02 outubro 2018

"Pessoas de fora da área da história costumam repetir o que chamamos de “sentido ciceroniano” da memória. Cícero chamou à História “mestra da vida”. Haveria uma reserva moral perceptível no desenrolar dos fatos. O tempo garantiria a retirada das paixões. Só a tinta seca permitiria avaliar o quadro. A serenidade conferida pela distância dos fatos e a verificação cirúrgica das intenções, possibilitaria ao historiador assumir a toga isenta de juiz do mundo pretérito. Tal como um magistrado sério, quem escrevesse sobre o passado não se afogaria nos desequilíbrios partidários do torvelinho atual. Fleuma, a virtude exaltada pelos ingleses; fleuma como sinônimo de tranquilidade e equilíbrio, seria o traço dominante e desejável ao prolatar sentenças.

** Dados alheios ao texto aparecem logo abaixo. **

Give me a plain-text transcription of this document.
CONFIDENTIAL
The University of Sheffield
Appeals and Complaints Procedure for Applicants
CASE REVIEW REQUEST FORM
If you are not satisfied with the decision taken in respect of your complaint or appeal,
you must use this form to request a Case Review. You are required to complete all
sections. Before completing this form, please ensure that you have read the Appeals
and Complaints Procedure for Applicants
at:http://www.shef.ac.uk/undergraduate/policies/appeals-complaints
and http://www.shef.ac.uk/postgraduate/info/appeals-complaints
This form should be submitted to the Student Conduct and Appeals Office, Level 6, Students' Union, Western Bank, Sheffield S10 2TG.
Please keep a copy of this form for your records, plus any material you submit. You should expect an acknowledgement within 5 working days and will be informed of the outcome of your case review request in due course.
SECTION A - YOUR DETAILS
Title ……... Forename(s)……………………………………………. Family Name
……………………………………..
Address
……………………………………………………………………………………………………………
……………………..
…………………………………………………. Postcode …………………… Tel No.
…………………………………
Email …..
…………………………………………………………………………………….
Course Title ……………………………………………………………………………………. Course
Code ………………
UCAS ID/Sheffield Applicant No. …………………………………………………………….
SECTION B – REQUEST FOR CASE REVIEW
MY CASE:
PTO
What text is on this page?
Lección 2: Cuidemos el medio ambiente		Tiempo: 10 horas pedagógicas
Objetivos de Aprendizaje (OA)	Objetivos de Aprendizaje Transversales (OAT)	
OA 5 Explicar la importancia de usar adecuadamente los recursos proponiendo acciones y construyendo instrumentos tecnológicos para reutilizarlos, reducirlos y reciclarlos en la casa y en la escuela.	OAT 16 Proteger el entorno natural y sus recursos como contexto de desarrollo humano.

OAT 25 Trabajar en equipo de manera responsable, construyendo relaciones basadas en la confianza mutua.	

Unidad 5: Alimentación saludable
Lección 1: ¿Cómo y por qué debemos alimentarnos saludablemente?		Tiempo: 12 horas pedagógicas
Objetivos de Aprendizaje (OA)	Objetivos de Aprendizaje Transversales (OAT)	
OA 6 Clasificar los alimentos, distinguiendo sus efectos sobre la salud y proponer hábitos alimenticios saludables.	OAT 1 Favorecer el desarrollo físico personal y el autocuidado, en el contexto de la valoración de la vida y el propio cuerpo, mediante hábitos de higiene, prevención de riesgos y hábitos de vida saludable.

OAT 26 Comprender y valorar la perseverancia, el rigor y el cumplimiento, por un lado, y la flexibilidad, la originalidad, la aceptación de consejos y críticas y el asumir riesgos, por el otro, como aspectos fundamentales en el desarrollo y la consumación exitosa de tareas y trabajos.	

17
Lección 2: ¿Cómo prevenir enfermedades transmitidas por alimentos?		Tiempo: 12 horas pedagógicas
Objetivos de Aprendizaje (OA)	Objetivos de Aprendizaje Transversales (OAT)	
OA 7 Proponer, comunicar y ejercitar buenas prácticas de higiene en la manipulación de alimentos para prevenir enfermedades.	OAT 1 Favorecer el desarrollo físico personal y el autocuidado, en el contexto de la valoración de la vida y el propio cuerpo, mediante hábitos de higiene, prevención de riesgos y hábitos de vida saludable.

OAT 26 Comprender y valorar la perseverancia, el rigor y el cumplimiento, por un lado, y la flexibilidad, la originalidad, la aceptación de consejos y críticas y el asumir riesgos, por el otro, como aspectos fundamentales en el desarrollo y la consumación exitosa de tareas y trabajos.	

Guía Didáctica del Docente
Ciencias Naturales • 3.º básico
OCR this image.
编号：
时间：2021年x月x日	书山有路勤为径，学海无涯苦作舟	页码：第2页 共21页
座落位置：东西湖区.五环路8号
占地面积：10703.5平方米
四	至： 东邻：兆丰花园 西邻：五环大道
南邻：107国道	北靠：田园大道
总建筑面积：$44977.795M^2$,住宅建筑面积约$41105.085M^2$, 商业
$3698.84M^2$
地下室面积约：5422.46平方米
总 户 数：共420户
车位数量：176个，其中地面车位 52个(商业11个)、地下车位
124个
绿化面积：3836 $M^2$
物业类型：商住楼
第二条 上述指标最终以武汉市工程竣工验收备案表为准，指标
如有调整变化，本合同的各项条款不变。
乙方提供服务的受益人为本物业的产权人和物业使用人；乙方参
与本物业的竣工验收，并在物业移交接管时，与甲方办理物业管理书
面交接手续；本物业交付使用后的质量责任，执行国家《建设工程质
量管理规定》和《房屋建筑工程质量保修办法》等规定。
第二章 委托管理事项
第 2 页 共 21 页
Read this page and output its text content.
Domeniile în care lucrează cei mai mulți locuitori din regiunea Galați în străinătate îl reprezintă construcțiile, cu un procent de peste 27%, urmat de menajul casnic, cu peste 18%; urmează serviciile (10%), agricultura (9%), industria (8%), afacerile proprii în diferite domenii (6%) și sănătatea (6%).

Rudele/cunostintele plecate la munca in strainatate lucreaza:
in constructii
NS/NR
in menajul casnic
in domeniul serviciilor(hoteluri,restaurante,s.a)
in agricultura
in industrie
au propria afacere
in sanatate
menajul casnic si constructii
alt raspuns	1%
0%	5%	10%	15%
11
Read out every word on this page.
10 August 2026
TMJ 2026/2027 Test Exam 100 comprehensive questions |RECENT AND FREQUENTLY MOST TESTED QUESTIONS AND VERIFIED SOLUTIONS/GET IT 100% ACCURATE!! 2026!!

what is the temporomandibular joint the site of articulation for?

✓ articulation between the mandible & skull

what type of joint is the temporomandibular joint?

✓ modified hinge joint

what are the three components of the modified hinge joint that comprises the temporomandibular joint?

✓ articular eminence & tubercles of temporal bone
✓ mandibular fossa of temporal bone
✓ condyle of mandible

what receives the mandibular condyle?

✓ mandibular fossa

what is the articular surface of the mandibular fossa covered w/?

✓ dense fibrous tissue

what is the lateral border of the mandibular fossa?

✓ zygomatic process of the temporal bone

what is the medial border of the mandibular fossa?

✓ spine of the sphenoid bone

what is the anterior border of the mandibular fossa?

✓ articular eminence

Objetividade e discernimento são, de fato, atributos de um bom texto histórico. Mas a história não é um tribunal, muito menos um juiz a indicar certo e errado em meio a opiniões. O grande Marc Bloch já insistia, numa obra escrita num campo de concentração nazista (um lugar bom para se dizer o contrário), que a história não deveria julgar. História não tem sentido moral. Pior: nada garante que o estudo do passado evite erros do presente, até porque os fatos não se repetem, são sempre únicos.
 São os fatos e posições do presente que dizem se Che Guevara foi um herói (o “maior homem da história” para Sartre) ou um canalha assassino (para outros). Cada tribunal da História terá sempre o juiz do seu tempo, o júri e os advogados da sua historicidade específica. Nunca existirá isenção. Sempre vicejará a subjetividade. Neutralidade é um desejo e uma meta, jamais uma realidade integral.
Nem tragédia e nem farsa, como pensou Marx: a história é apenas uma sucessão caótica de acontecimentos destituída de lógica ou moral. Somos náufragos no gigantesco oceano dos fatos, dando ao passado direções póstumas a partir de morais presentes.
Não se trata de relativismo extremado, mas de reconhecer que o certo e o errado são determinados historicamente."